Are communities server-specific? i.e, is the "Gaming" community on lemmy.ml different from the one on, say, beehaw.org?
I have a question about communities. Are communities server-specific, for example, is the "Gaming" community on lemmy.ml different from the one on, say, beehaw.org and will I need to join both?
That's right. !Gaming@lemmy.ml is different from !Gaming@beehaw.org
Note that you can use your same account to subscribe to both of them, as one may be more active than the other. Feel free to pick one or both it doesn't really matter. Different websites/servers have slightly different rules and different culture, so the posts and comments will be slightly different community to community.
Its different from centralized services, and better. Rather than there being a single universal gaming community, people can make their own, with their own rules. If one gaming community has bad mods, or one server has bad admins, you can move to a different one.

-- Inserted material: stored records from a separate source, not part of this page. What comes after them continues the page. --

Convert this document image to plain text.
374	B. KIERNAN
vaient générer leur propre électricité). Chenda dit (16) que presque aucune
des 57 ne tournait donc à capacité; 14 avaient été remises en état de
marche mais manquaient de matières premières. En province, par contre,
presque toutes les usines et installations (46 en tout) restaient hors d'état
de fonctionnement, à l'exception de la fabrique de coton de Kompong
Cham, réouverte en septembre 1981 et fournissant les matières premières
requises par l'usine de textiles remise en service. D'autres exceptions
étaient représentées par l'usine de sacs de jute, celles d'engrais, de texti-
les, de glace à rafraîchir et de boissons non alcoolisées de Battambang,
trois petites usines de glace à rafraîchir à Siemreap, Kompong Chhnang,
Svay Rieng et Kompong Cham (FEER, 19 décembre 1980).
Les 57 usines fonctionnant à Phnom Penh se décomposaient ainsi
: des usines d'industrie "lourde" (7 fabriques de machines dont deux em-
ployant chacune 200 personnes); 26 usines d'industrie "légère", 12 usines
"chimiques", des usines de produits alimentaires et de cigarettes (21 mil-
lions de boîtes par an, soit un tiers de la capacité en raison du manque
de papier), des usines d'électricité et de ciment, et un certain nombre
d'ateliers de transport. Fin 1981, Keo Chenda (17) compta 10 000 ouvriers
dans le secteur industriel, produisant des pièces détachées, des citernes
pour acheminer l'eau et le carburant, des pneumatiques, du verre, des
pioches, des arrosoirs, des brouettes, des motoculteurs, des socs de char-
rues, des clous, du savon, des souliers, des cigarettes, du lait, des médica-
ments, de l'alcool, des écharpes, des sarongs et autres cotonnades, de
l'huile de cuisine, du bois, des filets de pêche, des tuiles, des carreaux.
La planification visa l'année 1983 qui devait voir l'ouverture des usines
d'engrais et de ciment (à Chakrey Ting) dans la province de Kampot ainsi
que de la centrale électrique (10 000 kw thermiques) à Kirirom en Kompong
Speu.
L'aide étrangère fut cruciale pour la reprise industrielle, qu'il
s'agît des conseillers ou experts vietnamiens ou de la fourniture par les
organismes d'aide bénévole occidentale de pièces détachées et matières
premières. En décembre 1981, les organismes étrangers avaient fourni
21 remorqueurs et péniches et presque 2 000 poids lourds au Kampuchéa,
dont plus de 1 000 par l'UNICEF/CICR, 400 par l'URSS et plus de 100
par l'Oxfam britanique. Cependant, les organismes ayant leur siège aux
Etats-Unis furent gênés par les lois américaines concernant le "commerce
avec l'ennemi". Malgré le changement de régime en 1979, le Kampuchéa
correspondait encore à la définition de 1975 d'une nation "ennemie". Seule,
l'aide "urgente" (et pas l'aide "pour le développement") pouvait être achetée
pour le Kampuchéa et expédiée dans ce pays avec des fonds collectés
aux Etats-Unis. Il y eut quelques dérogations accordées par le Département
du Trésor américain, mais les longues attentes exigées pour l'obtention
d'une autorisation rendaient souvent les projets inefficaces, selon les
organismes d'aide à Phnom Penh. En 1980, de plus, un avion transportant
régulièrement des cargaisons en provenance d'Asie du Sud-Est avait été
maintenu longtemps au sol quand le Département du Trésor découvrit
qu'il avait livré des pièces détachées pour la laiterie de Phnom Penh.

The "lemmy-verse" is really just a bunch of separate websites all running the same software that talks to each other.
It's like email, where you can send an email from a Gmail account, and receive it on an outlook account. The same concept being applied to social media now.
Unfortunately that breaks the concept of federation. I expected servers with good relationships with each other to replicate posts, otherwise what's the point of federation?
The point of federation (on Lemmy) was to allow the different websites to talk to each other. So your lemmy.ml account can talk to most other websites that run lemmy software. This means create posts on external communities, comments, and be able to follow such communities. For now, the choice was made to keep communities local and not locally federated.
So in this case @gaming@lemmy.ml and @gaming@beehaw.org are two different communities, both of which can be followed, and both of which federate to anyone that follows them.
It's similar to the way multiple closely related subs can exist on reddit. And it will resolve in the same way, with the users ultimately deciding
O wait, the whole federation allows federation of just users and not communities?
So all this time I have been looking at posts just on the main instance and not posts across all instances?
fugggggggg
so now I have to go search for communities of same name on all other instances as well and subscribe to them?
ok, fine. How do I do this?
there should really be something that automates this process
I would argue that "viewable from" is a far cry from truly federated. The fact that I have to subscribe to infinitely many individual communities to see all, say, "Technology" content across all of lemmy seems like a near-fatal flaw to me.
It's not a big deal, as the posts to these communities and thus the communities should be in your ALL tab anyways. As long as someone on your server already follows them.
It's a loose federation of communities. Each server has its own communities that are pushed out. Meaning you can end up with 20 different gaming communities as each one will list the server they're part of. It's not like usenet where the newsgroup name is the same regardless of what server you're on.
So that's how you do it. Nice so you can also combine closely-related topics. I do think as a new user (like myself) it's a bit daunting that I can't just subscribe to 1 of each topic but potentially have to go seek out the multiple versions of it on different servers, let alone keep up in case new servers come around.
Maybe there could be a centralized list of multis you can subscribe to and these would be maintained for you, or something like that.
So, the way that I figured it, you could have the !something@someserver concept, which I call groups (lemmy calls them communities), and the collision of those (say, !something with no server), would be called "regions" because they'd be several competing communities trying to use a shared resource. Moderation of a region would be a nightmare.
You could probably make a reddit-esque "multireddit" style view that represents the "regions" concept - just know that you are posting to a particular community with particular mods, in the end.